You did everything right. You're only lacking the correct interpretation.
The momentum-space wave packet is (Eq (5.9) in my version of Srednicki)
$$ f_1(\mathbf k) \propto \exp(-(\mathbf k- \mathbf k_1)^2/4\sigma^2) .$$
You found the position-space wave packet
$$ \tilde f_1(\mathbf x) \propto \exp(-\sigma^2\mathbf x^2-i\mathbf k_1\mathbf x)$$ by Fourier transforming, and you note that the maximum of the argument of the exponential is at imaginary value $\mathbf x=-i\mathbf k_1/2\sigma^2$. This is not a problem. Recall that the probability density of finding a particle at position $\mathbf x$ given a wave packet $\tilde f_1(\mathbf x)$ is $|\tilde f_1(\mathbf x)|^2$. That is
$$|\tilde f_1(\mathbf x)|^2 \propto \exp(-2\sigma^2\mathbf x^2).$$ So the wave packet is sure enough centered at zero. The phase doesn't affect that.
In fact, as you saw, the phase vanishes too if $\mathbf k_1=0$. This reflects one of the basic properties of the Fourier transform, which is that shifting a function only changes its Fourier transform by a phase. As you anticipated in your comment, shifting a function cannot change its power spectrum (which is given by the magnitude of the Fourier transform).

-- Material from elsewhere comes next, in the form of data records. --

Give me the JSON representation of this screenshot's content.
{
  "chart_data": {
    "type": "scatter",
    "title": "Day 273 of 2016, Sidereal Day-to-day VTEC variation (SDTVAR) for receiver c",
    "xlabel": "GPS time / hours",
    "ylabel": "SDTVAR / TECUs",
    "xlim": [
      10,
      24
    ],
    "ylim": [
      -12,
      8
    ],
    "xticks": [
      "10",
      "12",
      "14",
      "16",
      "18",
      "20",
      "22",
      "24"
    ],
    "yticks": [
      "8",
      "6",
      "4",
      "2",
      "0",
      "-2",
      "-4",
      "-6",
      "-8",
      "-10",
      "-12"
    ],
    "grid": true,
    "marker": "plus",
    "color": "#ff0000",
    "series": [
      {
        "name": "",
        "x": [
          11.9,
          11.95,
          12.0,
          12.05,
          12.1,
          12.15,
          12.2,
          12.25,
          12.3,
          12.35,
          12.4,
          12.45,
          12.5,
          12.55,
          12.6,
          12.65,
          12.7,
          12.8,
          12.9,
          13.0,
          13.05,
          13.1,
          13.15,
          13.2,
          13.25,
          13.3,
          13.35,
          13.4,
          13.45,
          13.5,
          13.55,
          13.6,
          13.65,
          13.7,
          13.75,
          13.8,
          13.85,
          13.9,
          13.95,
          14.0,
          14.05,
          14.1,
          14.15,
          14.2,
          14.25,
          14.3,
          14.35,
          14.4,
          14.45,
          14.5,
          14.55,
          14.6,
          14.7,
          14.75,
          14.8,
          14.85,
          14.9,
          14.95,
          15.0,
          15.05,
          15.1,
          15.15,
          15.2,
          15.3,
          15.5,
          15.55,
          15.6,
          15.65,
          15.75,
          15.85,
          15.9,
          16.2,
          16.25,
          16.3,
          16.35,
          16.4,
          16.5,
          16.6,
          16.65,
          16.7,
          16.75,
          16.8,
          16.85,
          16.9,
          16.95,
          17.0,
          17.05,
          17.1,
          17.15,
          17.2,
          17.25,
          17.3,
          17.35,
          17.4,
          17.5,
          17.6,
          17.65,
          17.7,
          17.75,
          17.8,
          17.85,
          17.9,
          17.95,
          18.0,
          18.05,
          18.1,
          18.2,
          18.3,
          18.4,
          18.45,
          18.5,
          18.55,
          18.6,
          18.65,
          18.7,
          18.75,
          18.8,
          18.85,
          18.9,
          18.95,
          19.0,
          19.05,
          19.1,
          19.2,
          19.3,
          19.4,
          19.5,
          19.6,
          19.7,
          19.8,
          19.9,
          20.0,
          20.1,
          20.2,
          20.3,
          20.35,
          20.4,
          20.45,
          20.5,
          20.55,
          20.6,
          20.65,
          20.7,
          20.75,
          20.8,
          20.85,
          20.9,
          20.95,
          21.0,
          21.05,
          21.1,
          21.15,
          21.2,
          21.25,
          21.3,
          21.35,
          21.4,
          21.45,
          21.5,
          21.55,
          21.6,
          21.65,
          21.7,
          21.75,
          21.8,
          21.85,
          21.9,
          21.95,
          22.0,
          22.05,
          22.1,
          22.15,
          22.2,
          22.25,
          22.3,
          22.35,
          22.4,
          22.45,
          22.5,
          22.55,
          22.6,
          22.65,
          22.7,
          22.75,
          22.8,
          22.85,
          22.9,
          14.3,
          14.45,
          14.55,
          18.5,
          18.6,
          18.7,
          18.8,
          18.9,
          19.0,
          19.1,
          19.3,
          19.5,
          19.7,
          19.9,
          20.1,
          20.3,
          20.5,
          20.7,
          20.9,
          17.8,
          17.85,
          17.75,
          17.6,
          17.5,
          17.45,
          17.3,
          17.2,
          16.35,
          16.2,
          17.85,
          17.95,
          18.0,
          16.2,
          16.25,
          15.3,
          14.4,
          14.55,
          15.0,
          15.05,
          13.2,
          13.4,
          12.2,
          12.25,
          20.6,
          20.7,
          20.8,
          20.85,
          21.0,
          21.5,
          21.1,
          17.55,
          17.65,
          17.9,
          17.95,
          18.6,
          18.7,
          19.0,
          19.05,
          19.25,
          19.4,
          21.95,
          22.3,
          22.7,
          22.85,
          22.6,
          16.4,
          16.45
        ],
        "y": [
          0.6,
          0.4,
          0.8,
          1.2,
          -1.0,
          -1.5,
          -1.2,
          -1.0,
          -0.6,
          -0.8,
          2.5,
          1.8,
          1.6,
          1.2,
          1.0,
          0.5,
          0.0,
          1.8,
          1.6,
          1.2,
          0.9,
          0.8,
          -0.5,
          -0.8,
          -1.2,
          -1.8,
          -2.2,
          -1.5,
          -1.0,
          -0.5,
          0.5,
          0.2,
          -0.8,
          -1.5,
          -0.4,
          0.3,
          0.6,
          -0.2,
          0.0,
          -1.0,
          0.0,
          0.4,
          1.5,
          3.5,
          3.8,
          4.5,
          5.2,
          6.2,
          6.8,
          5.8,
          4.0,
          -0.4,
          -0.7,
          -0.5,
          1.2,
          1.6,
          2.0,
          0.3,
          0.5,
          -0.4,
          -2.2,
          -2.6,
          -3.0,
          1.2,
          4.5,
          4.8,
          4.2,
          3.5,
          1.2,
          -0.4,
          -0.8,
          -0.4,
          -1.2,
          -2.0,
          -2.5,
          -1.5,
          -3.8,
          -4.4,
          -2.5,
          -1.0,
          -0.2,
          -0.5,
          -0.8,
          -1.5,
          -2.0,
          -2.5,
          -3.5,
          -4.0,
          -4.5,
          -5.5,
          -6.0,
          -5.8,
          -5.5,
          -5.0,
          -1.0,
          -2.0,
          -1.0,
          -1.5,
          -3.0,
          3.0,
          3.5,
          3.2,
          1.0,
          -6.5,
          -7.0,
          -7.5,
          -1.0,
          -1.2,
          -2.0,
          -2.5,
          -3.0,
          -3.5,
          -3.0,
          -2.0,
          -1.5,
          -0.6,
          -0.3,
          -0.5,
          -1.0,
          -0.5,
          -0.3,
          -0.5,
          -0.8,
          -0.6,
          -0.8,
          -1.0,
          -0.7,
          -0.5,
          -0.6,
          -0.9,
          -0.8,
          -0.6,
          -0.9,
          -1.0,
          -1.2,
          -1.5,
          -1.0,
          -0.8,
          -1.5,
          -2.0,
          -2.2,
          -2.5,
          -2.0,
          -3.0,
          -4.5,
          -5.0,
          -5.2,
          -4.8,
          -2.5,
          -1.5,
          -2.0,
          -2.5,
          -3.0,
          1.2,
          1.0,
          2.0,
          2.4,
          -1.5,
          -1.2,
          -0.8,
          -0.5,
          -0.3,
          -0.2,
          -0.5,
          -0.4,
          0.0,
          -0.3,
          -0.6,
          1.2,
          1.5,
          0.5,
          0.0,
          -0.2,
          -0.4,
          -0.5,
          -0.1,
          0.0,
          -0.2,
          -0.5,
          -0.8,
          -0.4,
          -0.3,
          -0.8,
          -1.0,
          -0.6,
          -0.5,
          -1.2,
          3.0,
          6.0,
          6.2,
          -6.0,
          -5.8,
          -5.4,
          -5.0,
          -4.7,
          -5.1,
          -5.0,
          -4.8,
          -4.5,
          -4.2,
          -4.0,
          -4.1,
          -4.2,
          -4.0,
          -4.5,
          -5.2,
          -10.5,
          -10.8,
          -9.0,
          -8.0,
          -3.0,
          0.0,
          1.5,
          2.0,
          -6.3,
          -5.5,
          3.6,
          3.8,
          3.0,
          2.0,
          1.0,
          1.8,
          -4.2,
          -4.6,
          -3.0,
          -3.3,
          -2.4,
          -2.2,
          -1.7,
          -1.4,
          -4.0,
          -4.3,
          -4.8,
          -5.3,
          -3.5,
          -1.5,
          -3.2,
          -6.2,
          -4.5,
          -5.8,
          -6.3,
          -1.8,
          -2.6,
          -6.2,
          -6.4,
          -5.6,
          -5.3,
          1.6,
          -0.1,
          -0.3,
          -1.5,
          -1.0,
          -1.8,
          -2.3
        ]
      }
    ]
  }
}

Also note that this is related to one of the many neat properties of Gaussians. The wave packet in position-space is a function of a real variable (position is a real number). What would it mean to say the wave packet is centered at a complex value? In fact, you can show that none of the important properties of the Gaussian are affected by such a shift into the complex plane. For example, if your Gaussian is normalized to unity (as your wave packet should be), that is, if its integral over the real line is 1, then even if you shift the Gaussian into the complex plane its integral along the real line is still 1! You can check this by direct computation. Alternatively, note that the saddle point approximation for Gaussians is exact, and the Gaussian has no poles, so you can deform the contour off the real line to pass over the (complex) saddle point, and apply the saddle point "approximation" which only depends on the second derivative at the saddle point, that is, $\sigma$ for a Gaussian. You automatically get the same result.